Co.Down is possibly the major County in Northern Ireland and incorporates parts of the cities of Belfast, Lisburn and Newry.

Many might consider that County Down should have Downpatrick as the major town but through the years it has been overtaken by other towns which have become commuter towns for people who travel to the capital city for work each day.

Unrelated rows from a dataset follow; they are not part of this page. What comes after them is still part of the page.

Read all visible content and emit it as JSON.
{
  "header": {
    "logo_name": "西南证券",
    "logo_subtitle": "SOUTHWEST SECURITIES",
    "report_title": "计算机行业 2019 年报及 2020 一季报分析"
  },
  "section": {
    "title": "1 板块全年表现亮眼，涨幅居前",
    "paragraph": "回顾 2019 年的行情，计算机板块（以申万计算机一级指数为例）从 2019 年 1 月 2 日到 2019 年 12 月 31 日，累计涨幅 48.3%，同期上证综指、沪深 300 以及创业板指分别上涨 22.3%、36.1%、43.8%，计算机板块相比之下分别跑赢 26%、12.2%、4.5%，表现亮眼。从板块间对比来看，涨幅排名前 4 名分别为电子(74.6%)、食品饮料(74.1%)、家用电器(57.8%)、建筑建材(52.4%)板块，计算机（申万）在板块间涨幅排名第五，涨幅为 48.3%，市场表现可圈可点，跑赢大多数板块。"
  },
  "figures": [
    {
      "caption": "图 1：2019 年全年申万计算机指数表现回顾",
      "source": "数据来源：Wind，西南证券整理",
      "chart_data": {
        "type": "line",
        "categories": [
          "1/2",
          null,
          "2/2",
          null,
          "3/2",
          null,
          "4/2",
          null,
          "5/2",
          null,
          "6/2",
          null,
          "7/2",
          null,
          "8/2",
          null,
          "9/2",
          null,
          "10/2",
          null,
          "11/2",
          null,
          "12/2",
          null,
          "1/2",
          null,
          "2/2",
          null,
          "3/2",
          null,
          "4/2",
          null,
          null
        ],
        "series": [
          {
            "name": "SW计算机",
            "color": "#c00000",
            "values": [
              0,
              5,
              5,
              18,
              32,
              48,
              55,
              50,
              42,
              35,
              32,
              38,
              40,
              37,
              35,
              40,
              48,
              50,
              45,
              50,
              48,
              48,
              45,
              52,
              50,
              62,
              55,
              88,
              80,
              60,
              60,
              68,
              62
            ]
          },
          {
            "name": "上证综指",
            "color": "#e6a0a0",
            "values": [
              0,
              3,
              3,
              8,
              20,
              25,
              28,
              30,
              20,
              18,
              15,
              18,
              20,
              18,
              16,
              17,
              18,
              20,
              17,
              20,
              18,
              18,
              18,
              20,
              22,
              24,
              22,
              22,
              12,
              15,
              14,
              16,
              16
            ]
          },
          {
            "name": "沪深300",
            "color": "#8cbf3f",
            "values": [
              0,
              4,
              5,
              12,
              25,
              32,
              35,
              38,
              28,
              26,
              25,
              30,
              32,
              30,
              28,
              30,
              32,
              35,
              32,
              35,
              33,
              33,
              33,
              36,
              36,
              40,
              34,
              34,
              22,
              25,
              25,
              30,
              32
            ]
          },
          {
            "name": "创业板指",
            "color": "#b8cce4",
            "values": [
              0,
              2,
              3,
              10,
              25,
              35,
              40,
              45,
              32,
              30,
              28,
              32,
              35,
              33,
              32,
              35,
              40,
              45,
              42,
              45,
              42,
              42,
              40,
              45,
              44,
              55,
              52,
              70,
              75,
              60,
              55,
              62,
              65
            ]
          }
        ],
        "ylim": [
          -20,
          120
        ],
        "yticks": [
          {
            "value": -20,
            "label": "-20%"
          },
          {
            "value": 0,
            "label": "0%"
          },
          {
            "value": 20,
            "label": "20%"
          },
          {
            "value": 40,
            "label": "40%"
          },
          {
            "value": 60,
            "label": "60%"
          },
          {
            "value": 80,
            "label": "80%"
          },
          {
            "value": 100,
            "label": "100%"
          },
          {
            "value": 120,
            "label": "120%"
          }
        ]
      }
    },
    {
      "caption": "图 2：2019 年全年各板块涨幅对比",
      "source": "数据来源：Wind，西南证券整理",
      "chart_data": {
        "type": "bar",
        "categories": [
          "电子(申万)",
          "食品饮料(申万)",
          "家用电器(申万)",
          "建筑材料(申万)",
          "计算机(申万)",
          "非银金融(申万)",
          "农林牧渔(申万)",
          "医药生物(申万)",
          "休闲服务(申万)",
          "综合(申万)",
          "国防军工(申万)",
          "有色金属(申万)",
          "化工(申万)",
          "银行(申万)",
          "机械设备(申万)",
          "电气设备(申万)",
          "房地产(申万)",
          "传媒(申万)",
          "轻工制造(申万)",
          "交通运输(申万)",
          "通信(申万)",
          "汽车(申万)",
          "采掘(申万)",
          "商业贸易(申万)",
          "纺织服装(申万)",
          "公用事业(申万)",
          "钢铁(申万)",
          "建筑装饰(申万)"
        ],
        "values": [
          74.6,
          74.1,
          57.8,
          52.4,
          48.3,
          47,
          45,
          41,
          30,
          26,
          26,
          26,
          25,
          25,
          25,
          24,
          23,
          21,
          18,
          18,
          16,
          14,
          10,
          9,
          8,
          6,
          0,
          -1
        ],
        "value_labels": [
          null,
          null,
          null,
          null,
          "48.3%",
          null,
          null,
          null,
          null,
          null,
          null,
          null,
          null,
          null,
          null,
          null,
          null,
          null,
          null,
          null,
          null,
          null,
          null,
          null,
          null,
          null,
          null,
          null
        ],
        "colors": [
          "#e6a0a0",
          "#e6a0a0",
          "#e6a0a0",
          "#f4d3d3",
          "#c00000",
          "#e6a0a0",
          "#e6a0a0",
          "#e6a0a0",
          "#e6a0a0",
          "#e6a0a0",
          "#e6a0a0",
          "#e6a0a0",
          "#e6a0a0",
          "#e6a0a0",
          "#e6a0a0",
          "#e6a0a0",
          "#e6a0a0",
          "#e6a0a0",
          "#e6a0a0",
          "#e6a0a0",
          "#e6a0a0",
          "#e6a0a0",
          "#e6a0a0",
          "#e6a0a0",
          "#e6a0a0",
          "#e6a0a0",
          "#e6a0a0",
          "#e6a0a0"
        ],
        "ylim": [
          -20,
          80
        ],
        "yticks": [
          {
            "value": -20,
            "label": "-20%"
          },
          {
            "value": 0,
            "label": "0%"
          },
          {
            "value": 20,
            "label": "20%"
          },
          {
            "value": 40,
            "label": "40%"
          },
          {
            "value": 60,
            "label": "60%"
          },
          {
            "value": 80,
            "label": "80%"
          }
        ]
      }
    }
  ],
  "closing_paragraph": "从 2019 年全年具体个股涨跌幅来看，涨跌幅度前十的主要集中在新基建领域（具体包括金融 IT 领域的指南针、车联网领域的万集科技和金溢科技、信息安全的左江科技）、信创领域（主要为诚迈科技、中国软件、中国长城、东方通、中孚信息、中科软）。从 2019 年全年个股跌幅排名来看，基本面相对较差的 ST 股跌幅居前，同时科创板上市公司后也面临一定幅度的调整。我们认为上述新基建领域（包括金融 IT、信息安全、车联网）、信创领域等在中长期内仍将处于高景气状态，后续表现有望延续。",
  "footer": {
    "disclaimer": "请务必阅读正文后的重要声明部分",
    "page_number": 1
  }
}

Saint Patrick, the patron saint of Ireland is buried in Downpatrick and visitors to the Saint Patick Centre can learn of his life in greater detail than we could post here.

   

 

 Visitors to Downpatrick might also visit Inch Abbey a large, ruined monastic site 0.75 miles north-west of Downpatrick, County Down, Northern Ireland, on the north bank of the River Quoile in a hollow between two drumlins and featuring early Gothic architecture.  

 

  The Downpatrick & County Down Railway is a heritage railway in County Down, Northern Ireland. The project is based at Downpatrick, on part of the former route of the Belfast & County Down Railway.

The railway, which has a triangular layout, connects two local tourist attractions, Inch Abbey to the north, and a locally famous Viking site (‘King Magnus‘ Grave’) to the south. An aspiration exists to reach an 18th-century corn mill to the West near the Ballydugan Lake. It is the only operational Irish standard gauge (5′ 3″) heritage railway in the whole of Ireland.